Cable tunnel, Abbotsford Street, North Melbourne, May 2007. Photograph courtesy Mal Rowe.


TMSV news

Cable tramway sees light of day

During May 2007 road works in North Melbourne have seen cable tram track reappear from underneath six inches of bitumen, where it has been hidden from view for many years.

Removal of the road surface in Abbotsford Street in preparation for construction of a centre median strip has exposed sections of double track of the former West Melbourne cable tram route. Clearly visible are the rails and cable slot, together with the red gum wooden block paving used to surface the roadway. A minor collapse of the roadway in one location has exposed the cable tunnel and one of its supporting yokes — rail bent into a U shape that provided support to the tunnel walls and roadway.


Abbotsford Street cable tramway track, May 2007. Photograph courtesy Russell Jones

Abbotsford Street cable tramway track in May 2007 displaying detail of rails, cable slot and red gum paving blocks preserved under bitumen for over seventy years. Photograph courtesy Russell Jones.

Heritage Victoria has placed an interim protection order on the exposed cable tram track, pending assessment of the historic importance of these remains of Melbourne’s cable tram system.
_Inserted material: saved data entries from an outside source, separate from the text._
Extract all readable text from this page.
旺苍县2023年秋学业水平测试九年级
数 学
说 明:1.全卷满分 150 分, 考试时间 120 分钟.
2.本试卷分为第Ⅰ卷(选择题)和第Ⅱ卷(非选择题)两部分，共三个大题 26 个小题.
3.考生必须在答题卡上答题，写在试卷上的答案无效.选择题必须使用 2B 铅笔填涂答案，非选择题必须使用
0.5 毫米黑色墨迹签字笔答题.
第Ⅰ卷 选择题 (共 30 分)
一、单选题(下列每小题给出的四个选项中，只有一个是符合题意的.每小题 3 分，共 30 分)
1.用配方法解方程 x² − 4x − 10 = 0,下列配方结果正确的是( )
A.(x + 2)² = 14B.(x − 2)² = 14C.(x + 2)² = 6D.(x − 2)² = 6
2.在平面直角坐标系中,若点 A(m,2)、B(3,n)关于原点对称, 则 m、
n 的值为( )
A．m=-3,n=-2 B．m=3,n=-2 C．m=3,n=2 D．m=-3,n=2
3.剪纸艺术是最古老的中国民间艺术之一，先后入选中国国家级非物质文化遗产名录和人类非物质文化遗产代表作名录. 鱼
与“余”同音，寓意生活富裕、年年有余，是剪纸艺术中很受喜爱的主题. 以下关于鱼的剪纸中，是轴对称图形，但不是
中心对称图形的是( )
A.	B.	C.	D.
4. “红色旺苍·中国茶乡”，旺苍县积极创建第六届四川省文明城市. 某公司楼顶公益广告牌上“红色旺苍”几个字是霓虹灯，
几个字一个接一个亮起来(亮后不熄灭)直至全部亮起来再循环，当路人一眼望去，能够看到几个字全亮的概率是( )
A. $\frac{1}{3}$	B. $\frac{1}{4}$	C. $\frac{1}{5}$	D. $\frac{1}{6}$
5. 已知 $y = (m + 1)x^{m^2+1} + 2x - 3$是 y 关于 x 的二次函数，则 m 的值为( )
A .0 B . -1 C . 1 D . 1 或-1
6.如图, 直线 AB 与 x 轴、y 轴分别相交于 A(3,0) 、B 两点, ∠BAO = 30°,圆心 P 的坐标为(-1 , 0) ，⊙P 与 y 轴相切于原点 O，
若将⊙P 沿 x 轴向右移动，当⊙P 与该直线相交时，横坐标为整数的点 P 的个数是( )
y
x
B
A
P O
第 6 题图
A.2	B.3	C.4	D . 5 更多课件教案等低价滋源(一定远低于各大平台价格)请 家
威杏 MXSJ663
This provides the same level of protection as listing on the Heritage Register for a period of four months, so any works that may disturb or damage the track will place the offender liable to fines of up to $240,000.

Adjacent to the road works is the North Melbourne cable engine house, recently converted into up-market loft-style apartments. A feature of the redevelopment is a comprehensive and well-designed series of display panels around the main entrance, which cover the history of the building and its importance in Melbourne’s cable tramway system. The TMSV provided some of the material to the architects for this display, which has been acknowledged by reference to our website.

Other interesting features of the exposed track adjacent to the engine house include the remains of one of the terminal crossovers, and three white marble strips embedded between the rails that indicated to the driver to throw the rope from the grip.

The West Melbourne line was constructed by the Melbourne Tramways Trust, operated by the Melbourne Tramway & Omnibus Company, and notable for being operated with small six-window trailer cars, unlike the majority of the system which was run with larger eight window trailer cars, or the Elizabeth Street lines that used operated with twelve-window bogie trailer cars.

Former North Melbourne cable engine house, May 2007. Photograph courtesy Russell Jones

Former North Melbourne cable engine house shown in proximity to Abbotsford Street roadworks exposing cable tram track in May 2007. Photograph courtesy Russell Jones.

The line was closed by the M&MTB on 20 July 1935, but was not converted to electric traction. Instead, the cable trams were replaced by motor omnibuses.

A condition of the Act enabling the construction of the cable tramway system was that if any line was abandoned, the track was required to be removed and the roadway reinstated by the owning authority. Where cable trams were replaced by electric traction this was not really an issue, but the M&MTB was quite lax in removing cable tramway track that was replaced by bus operation, much of it not being removed until the late 1950s.

Clearly, the M&MTB never quite got around to removing the track from Abbotsford Street, which explains its sudden reappearance into the light of day.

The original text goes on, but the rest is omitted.